Во время войны мы не поддерживали никаких контактов с румынами; другое дело - с югославами и даже с болгарами, когда-то пославшими к нам Былгаранова, который проинформировал нас о работе, проводившейся в Македонии, и попросил нас помочь им поднять на борьбу албанцев, проживавших на оккупированной наци-фашистами «македонской» территории. После войны мы слышали от советских довольно похвальные слова о румынской партии и Георгиу-Деж, как старом революционере, который много переносил в застенках Дофтаны. Но я, правду говоря, чуть разочаровался, когда впервые встретился с ним по вопросу югославских ревизионистов, о чём я говорил выше.

Тут не место говорить о моих воспоминаниях от этой встречи, однако хочу отметить, что из того, что я увидел и услышал в Румынии, и из свободных бесед с Деж у меня создалось неприятное впечатление о румынской партии и о самом Деж.

Несмотря на то, что румынские руководители рекламировали, в Румынии не действовала диктатура пролетариата, а у Румынской рабочей партии были непрочные позиции. Они заявляли, что стояли у власти, однако было очевидно, что де-факто у власти стояла буржуазия. Она держала в своих руках промышленность, сельское хозяйство, торговлю и продолжала драть шкуру с румынского народа и жить в роскошных домах и дачах. Сам Деж ездил в бронированном автомобиле в сопровождении вооружённой свиты, а это показывало, насколько «прочными» были у них позиции. Реакция в Румынии была сильна, и, не будь Красной армии, неизвестно, что стало бы с этой страной.
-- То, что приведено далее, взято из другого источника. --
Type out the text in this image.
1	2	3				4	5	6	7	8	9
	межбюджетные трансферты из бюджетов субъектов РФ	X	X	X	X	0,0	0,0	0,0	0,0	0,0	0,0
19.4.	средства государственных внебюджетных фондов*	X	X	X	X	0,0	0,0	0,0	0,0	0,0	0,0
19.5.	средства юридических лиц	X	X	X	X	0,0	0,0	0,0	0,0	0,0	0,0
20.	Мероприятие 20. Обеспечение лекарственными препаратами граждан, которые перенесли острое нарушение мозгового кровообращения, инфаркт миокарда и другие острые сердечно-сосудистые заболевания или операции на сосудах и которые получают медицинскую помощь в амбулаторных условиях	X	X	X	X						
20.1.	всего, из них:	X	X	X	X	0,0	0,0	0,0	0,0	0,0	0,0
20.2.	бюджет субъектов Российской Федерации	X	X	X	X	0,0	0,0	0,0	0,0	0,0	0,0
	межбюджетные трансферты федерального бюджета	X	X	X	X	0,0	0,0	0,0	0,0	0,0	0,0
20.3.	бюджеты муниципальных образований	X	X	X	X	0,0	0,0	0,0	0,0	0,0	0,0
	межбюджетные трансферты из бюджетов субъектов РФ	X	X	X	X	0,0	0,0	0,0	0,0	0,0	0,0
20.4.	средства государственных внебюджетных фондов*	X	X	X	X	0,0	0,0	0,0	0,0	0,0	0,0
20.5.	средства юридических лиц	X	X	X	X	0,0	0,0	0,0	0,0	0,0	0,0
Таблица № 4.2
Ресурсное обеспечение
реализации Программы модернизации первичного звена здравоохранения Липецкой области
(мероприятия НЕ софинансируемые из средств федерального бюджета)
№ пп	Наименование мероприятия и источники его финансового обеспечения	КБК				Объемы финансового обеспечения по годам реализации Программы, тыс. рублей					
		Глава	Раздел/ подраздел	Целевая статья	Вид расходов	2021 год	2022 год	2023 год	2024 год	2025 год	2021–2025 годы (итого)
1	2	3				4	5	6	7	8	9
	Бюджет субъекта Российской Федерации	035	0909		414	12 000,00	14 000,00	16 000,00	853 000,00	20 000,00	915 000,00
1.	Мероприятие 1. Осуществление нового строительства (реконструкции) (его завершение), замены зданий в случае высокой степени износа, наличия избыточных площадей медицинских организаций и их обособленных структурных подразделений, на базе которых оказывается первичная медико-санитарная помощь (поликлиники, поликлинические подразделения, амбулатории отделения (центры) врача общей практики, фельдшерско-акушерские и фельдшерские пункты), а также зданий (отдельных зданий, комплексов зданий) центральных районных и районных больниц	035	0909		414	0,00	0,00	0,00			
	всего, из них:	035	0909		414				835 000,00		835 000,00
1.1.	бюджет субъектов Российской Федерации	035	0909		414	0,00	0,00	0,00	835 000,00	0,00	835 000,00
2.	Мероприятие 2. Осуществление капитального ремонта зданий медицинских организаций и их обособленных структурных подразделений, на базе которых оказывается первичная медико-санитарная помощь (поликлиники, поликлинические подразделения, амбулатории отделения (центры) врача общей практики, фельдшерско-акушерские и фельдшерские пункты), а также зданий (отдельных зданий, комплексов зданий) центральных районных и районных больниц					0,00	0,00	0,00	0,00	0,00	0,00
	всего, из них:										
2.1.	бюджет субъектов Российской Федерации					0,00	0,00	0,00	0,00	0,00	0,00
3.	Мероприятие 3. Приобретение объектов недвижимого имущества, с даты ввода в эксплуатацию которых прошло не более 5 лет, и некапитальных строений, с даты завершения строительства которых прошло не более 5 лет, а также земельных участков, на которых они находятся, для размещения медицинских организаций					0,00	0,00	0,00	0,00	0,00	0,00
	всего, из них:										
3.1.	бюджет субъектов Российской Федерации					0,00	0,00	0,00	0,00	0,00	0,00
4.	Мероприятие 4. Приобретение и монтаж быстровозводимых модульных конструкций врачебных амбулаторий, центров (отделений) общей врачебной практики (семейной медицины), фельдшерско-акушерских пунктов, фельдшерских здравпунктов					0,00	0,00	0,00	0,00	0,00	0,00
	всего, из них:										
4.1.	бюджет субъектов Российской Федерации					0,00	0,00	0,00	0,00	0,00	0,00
Во время бесед с Деж в те немногие дни моего пребывания в Бухаресте, он не давал прохода нам своим самохвальством за те «подвиги», которые они совершили, заставив отречься от престола подкупленного короля Михая, которого они не только не наказали за его преступления против народа, но и дали ему выехать за пределы Румынии, на Запад, захватив с собой своё богатство и своих содержанок.

Странны были самовосхваления Деж, особенно когда он рассказывал мне о том, как он хаживал в кафе реакционеров и бросал им вызовы с наганом за поясом.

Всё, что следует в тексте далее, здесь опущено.